Тело, подключенное к медицинским аппаратам, сводило судорогой, оно тряслось и выгибалось, будто от электрических разрядов, из закрытых глаз текли слезы, рот приоткрылся и грудь вздымалась от неровного дыхания.

Мартин почувствовал, что перестает контролировать себя и вот-вот потеряет сознание, ему стало страшно от того, какая ненависть поселилась в нем, от того, какую огромную власть она имеет над всеми его чувствами.

– По… помоги… – Он уже не понимал, говорит или думает, но услышал в ответ спокойный голос Ларри:

– Основы медитации, Мартин. Ты должен перестать думать, ты должен отключить разум и дышать. Только вдох. Только выдох. Больше ничего.

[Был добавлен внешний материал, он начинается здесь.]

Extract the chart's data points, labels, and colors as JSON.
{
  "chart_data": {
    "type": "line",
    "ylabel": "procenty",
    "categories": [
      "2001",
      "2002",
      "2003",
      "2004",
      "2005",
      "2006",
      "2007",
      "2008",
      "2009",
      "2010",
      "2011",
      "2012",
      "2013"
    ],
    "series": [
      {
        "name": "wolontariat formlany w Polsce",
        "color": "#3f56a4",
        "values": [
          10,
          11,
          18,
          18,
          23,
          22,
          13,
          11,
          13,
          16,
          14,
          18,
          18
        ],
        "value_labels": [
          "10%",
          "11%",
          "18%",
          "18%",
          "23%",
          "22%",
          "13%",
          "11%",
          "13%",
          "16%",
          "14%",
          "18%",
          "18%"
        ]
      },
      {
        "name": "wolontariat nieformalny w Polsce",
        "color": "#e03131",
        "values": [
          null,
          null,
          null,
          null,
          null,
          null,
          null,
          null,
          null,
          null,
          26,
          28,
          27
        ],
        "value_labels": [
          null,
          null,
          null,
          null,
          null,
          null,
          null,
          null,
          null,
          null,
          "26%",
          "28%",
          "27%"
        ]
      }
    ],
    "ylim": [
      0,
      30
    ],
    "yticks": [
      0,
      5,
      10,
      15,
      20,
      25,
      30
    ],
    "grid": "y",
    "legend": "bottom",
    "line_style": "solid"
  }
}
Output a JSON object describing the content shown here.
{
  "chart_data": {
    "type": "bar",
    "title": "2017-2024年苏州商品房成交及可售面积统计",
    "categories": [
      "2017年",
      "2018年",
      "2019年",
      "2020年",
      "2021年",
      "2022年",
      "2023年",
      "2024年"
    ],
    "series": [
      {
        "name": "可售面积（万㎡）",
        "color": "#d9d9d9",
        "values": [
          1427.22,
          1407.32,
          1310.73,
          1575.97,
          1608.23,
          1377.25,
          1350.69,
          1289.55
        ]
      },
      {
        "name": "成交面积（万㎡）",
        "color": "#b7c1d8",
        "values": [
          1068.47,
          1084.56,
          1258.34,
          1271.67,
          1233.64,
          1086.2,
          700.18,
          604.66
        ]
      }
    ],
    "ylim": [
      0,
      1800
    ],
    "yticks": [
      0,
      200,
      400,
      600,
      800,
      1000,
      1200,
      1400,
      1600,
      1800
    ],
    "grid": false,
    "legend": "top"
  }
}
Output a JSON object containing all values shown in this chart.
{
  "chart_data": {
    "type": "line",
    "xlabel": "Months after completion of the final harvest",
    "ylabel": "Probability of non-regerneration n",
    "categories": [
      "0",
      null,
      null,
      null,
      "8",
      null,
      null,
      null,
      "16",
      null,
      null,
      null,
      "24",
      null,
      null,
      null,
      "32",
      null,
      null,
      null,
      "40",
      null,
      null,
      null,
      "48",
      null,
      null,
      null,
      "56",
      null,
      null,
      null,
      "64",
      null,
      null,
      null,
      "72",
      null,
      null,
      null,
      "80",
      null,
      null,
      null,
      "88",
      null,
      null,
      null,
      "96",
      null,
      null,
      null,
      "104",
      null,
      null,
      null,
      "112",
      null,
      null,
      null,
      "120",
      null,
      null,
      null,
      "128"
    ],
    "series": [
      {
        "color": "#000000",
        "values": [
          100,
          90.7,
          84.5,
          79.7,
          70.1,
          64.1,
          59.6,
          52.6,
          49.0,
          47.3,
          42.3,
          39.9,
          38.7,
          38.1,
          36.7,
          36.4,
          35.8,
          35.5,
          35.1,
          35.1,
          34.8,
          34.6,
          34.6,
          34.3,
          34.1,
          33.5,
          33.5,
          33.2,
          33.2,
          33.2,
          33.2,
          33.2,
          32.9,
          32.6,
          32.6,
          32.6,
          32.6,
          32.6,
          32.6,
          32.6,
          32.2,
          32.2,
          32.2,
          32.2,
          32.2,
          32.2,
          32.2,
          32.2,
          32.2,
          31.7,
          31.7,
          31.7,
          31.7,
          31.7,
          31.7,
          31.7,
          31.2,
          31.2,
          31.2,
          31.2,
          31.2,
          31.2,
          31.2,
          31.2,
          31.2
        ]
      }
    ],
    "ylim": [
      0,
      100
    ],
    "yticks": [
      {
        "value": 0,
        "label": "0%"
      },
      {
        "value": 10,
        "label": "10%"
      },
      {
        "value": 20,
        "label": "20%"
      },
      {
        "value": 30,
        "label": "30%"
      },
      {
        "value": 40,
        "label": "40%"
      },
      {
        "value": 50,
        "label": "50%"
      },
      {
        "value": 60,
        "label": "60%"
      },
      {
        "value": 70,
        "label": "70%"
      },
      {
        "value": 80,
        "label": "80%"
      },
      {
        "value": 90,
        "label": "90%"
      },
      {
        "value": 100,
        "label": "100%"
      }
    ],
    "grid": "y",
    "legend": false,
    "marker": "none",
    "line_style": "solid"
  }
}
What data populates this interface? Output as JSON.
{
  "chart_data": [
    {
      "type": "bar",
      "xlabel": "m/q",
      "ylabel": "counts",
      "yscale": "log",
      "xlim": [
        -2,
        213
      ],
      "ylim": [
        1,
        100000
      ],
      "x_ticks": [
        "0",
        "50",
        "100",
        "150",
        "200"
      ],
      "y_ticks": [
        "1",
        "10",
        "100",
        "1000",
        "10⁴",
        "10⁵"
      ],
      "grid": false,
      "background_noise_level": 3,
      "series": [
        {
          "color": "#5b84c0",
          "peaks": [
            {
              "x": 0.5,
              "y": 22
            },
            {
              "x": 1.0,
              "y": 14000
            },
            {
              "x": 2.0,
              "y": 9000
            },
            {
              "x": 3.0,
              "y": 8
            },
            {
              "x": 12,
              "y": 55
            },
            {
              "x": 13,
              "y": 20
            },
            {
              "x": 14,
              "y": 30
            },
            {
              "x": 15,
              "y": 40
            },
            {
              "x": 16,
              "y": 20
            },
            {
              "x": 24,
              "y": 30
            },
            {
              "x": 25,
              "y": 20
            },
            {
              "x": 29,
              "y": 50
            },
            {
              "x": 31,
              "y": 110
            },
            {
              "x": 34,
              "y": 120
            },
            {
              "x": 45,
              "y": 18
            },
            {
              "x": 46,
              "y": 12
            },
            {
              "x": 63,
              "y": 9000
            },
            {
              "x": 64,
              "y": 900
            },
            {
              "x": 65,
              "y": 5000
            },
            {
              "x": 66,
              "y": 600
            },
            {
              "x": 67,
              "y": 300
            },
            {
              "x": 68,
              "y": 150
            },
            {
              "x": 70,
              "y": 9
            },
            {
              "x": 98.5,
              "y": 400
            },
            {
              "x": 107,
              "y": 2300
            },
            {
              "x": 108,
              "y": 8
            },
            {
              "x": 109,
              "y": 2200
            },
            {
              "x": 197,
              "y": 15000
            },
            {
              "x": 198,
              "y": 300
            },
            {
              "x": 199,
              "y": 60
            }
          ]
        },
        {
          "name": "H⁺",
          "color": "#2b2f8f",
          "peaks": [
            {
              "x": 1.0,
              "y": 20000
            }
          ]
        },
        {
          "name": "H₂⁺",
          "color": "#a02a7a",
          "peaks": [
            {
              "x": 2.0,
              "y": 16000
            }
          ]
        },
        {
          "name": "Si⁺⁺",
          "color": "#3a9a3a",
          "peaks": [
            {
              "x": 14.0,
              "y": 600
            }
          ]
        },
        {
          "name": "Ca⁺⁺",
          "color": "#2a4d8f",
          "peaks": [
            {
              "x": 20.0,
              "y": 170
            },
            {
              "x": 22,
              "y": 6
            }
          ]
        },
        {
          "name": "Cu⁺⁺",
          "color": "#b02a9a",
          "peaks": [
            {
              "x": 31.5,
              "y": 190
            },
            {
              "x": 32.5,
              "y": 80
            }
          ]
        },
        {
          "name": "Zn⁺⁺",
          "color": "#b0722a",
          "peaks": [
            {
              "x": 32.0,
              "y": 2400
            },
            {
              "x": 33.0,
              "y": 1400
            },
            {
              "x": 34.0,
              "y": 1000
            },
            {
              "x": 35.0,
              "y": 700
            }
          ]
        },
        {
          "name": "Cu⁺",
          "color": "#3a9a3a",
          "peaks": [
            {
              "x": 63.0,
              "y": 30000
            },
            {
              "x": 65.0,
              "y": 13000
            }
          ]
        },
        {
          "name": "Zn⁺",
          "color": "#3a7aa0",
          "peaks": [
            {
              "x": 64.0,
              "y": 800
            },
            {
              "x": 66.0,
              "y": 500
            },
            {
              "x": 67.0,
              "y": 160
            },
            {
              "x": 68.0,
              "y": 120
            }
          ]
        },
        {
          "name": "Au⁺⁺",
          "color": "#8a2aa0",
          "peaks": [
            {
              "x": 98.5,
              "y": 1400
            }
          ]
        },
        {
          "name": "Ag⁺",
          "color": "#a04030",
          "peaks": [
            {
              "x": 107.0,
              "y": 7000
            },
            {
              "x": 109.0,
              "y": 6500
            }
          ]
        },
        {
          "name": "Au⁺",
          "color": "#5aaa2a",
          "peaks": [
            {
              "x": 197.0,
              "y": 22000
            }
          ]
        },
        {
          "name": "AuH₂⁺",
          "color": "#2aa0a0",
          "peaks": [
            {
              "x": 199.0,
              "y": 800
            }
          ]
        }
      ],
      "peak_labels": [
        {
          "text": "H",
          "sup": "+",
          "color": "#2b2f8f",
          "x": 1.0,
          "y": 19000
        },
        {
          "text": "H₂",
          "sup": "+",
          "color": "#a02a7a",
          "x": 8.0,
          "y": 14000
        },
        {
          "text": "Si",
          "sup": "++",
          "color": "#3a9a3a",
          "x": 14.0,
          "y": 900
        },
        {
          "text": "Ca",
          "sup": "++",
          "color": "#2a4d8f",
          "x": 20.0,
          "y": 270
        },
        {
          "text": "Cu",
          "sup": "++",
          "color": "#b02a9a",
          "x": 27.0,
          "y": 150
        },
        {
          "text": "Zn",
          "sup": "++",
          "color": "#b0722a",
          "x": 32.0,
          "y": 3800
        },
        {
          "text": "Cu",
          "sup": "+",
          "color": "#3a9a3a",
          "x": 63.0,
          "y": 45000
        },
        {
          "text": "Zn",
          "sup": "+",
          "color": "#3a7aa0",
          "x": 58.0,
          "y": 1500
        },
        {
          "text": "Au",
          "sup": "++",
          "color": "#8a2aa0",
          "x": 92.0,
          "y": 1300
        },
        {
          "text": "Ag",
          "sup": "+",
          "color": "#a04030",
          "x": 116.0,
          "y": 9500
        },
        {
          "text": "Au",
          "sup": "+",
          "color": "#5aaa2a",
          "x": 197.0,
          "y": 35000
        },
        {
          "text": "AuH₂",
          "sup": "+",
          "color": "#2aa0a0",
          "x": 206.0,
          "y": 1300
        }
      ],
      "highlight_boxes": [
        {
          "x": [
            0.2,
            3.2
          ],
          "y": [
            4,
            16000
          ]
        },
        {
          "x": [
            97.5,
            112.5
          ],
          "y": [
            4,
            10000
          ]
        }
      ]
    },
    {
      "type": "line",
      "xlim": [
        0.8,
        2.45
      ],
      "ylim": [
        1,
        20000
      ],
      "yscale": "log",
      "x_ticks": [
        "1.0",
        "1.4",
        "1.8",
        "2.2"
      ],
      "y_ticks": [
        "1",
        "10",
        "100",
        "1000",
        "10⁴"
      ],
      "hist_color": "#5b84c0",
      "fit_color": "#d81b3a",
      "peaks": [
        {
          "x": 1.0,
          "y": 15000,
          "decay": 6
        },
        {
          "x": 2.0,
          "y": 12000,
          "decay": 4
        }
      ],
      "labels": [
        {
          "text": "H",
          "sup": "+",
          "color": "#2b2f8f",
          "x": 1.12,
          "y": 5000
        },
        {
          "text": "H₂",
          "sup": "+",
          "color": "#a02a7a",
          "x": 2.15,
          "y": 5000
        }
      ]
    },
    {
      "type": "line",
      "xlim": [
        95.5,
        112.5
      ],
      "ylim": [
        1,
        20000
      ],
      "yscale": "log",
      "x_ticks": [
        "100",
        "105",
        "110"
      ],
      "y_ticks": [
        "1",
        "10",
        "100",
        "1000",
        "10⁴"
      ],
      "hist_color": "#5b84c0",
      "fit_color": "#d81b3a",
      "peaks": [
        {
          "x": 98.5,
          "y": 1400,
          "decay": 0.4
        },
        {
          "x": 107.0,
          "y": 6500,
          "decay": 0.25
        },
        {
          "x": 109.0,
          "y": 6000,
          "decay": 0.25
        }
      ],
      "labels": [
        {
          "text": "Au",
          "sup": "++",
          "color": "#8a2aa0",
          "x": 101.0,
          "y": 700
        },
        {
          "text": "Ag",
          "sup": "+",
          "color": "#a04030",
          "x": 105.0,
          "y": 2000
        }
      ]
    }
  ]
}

Мартин почувствовал, что он не один в этом ужасе, и смог выдохнуть. Вдохнул, насколько мог, глубоко и выдохнул снова. Постепенно контроль над телом и разумом возвращался к нему, и он обессилено повалился на спину. В это же мгновение его тело расслабленно застыло на сбитых простынях. О недавнем приступе говорили разве что упавшее на пол одеяло и испарина на лбу мальчика.

– Мне было страшно, и я не знал, что делать. Я был совсем один, и мое тело и мое сознание оставили меня. Я боялся, что умру. Ларри, ты слышишь? – Он испуганно смотрел на окрепшего за это время пса.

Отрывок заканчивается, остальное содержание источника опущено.